You’ve heard the big shocking news: J. P. Morgan bank lost $2 billion on some financial bets!! Holy Cow! Enthusiasts for government regulation are dancing in the streets, to the tune of “We told you so,” and the Dodd-Frank law, aimed at these things, is vindicated and sanctified.
This Morgan story is big news only because some people (see above) want it to be. They want it to seem like “too big to fail” all over again, with Wall Street yet again threatening to devour Main Street.
Some facts: Morgan’s annual revenues are about $100 billion; annual earnings about $12 billion; total assets believed to be around $2 trillion. In that context, a $2 billion loss is piddling. I repeat: piddling. It does not threaten Morgan’s financial viability, and certainly does not impinge on the larger economy. (Note, if Morgan lost a $2 billion bet, some other financial players gained $2 billion.)

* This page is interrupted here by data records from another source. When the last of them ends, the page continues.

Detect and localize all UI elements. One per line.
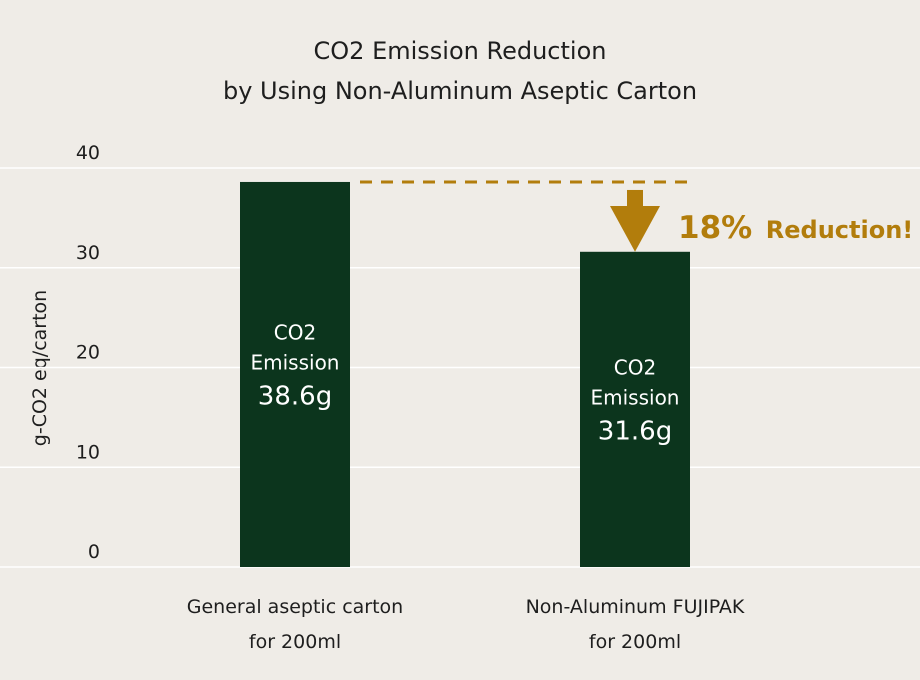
bar-label-line: 38.6g xyxy=(258,381,332,411)
reduction-arrow-icon xyxy=(610,189,660,252)
y-tick-label: 0 xyxy=(88,541,100,563)
y-tick-label: 10 xyxy=(76,441,100,463)
bar-label-line: Emission xyxy=(251,350,340,374)
bar xyxy=(240,181,350,567)
y-tick-label: 30 xyxy=(76,242,100,264)
x-category-label: for 200ml xyxy=(249,631,341,653)
gridlines xyxy=(0,167,920,568)
x-category-labels: General aseptic carton for 200ml Non-Alumi… xyxy=(187,596,745,653)
x-category-label: for 200ml xyxy=(589,631,681,653)
x-category-label: Non-Aluminum FUJIPAK xyxy=(526,596,745,618)
bar-label-line: CO2 xyxy=(274,320,316,344)
chart-title-line-1: CO2 Emission Reduction xyxy=(314,37,607,65)
bar xyxy=(580,251,690,568)
reduction-percent: 18% xyxy=(678,210,752,246)
y-tick-label: 40 xyxy=(76,142,100,164)
reduction-text: Reduction! xyxy=(766,216,913,244)
reduction-annotation: 18% Reduction! xyxy=(678,210,913,246)
y-tick-label: 20 xyxy=(76,342,100,364)
chart-title-line-2: by Using Non-Aluminum Aseptic Carton xyxy=(223,77,697,105)
bar-label-line: CO2 xyxy=(614,355,656,379)
y-tick-labels: 0 10 20 30 40 xyxy=(76,142,100,563)
bar-label-line: Emission xyxy=(591,385,680,409)
bar-value-labels: CO2 Emission 38.6g CO2 Emission 31.6g xyxy=(251,320,680,446)
bars xyxy=(240,181,690,568)
x-category-label: General aseptic carton xyxy=(187,596,403,618)
bar-label-line: 31.6g xyxy=(598,416,672,446)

Morgan is a private company and, given the foregoing, while the loss may be of concern to its shareholders, it is of no concern to the broader public.
The way any bank makes money is basically by parlaying its assets into other investments. It’s in the nature of investments – all investments – that there is risk, and some don’t pan out. On this one, Morgan bet wrong and lost money. But amid all the hysteria about the $2 billion loss, has anyone thought to inquire how many other such bets Morgan has made that entailed gains? What’s important is not how one investment turns out, but how they perform in the aggregate. (I certainly wouldn’t want to be judged on my one worst stock pick.)

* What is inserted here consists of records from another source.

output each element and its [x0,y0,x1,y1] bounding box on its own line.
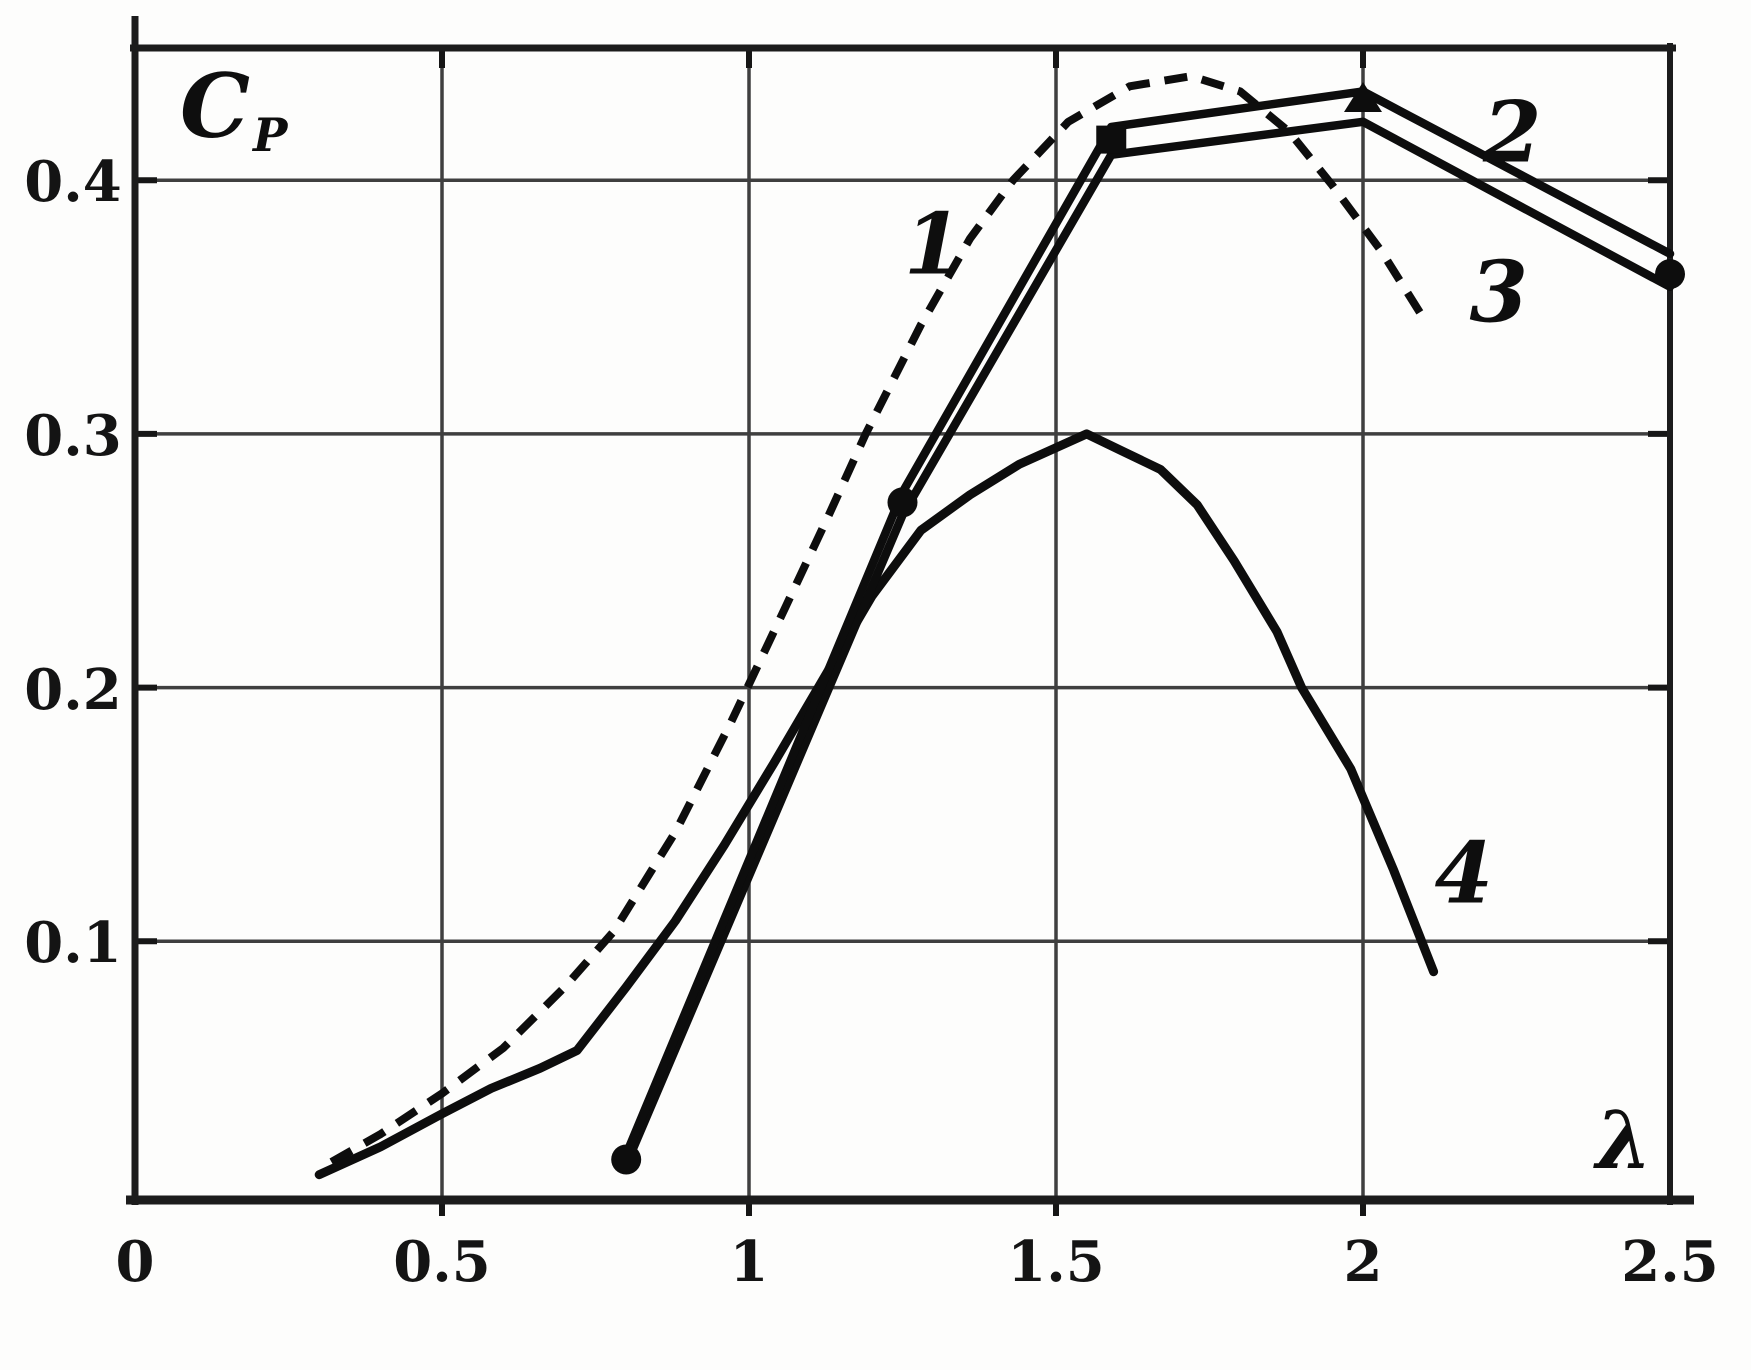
x-tick-label-0: 0 [115,1229,155,1295]
series-3 [621,117,1675,1169]
x-tick-label-0-5: 0.5 [393,1229,491,1295]
curve-label-1: 1 [903,194,963,294]
y-axis-label-main: C [180,54,251,158]
series-4 [314,429,1439,1180]
x-tick-label-2-5: 2.5 [1621,1229,1719,1295]
marker-circle [887,487,918,518]
marker-triangle [1344,82,1382,113]
y-tick-label-0-2: 0.2 [24,656,122,723]
y-axis-label: CP [180,62,287,158]
x-tick-label-1-5: 1.5 [1007,1229,1105,1295]
series-1 [329,72,1428,1166]
x-tick-label-1: 1 [729,1229,769,1295]
curve-label-4: 4 [1434,823,1493,923]
y-tick-label-0-4: 0.4 [24,149,122,216]
y-tick-label-0-1: 0.1 [24,910,122,977]
y-axis-label-subscript: P [253,107,288,162]
marker-circle [611,1144,642,1175]
marker-square [1096,125,1127,154]
curve-label-3: 3 [1469,242,1528,342]
x-tick-label-2: 2 [1343,1229,1383,1295]
marker-circle [1655,259,1685,290]
curve-label-2: 2 [1482,82,1542,182]
y-tick-label-0-3: 0.3 [24,402,122,469]
x-axis-label: λ [1596,1093,1653,1187]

Nevertheless, we’re told this Morgan episode proves the need for Dodd-Frank’s regulatory scheme; this is exactly what Dodd-Frank was supposed to prevent. So why wasn’t it prevented? Because Morgan’s bet slipped through a loophole in Dodd-Frank. Now there’s a shocker! Who could imagine a 2400 page law with loopholes its legislators failed to foresee?
The tragedy of Dodd-Frank is that while it ostensibly targets the “too big to fail” Wall Street behemoths (whose screw-ups really did harm the whole economy), there is immense collateral damage to thousands of smaller financial institutions all across the country that simply lack the armies of lawyers and accountants and other resources to cope with the law’s highly complex and burdensome regulatory requirements. Further, it makes all financial institutions overly cautious lest they inadvertently run afoul of Dodd-Frank’s labyrinthine restrictions. Innovation and enterprise are stifled. All of this greatly harms our economy.
That might be a price worth paying if we actually got the intended benefits, of preventing the kinds of abuses that were so damaging in 2008. Conceivably, a simple, clean, straightforward, carefully targeted law might have done it. But Congress felt that the vast complexity of the world of finance called for a regulatory scheme of equivalent complexity. That was doomed from the start, because the law’s very convolutedness guaranteed its ineffectuality, not to say dysfunctionality – as, once again, the Morgan episode sadly demonstrates.
So what this actually proves is not the need for regulation like Dodd-Frank, but the folly of it.
You can stop dancing in the streets now.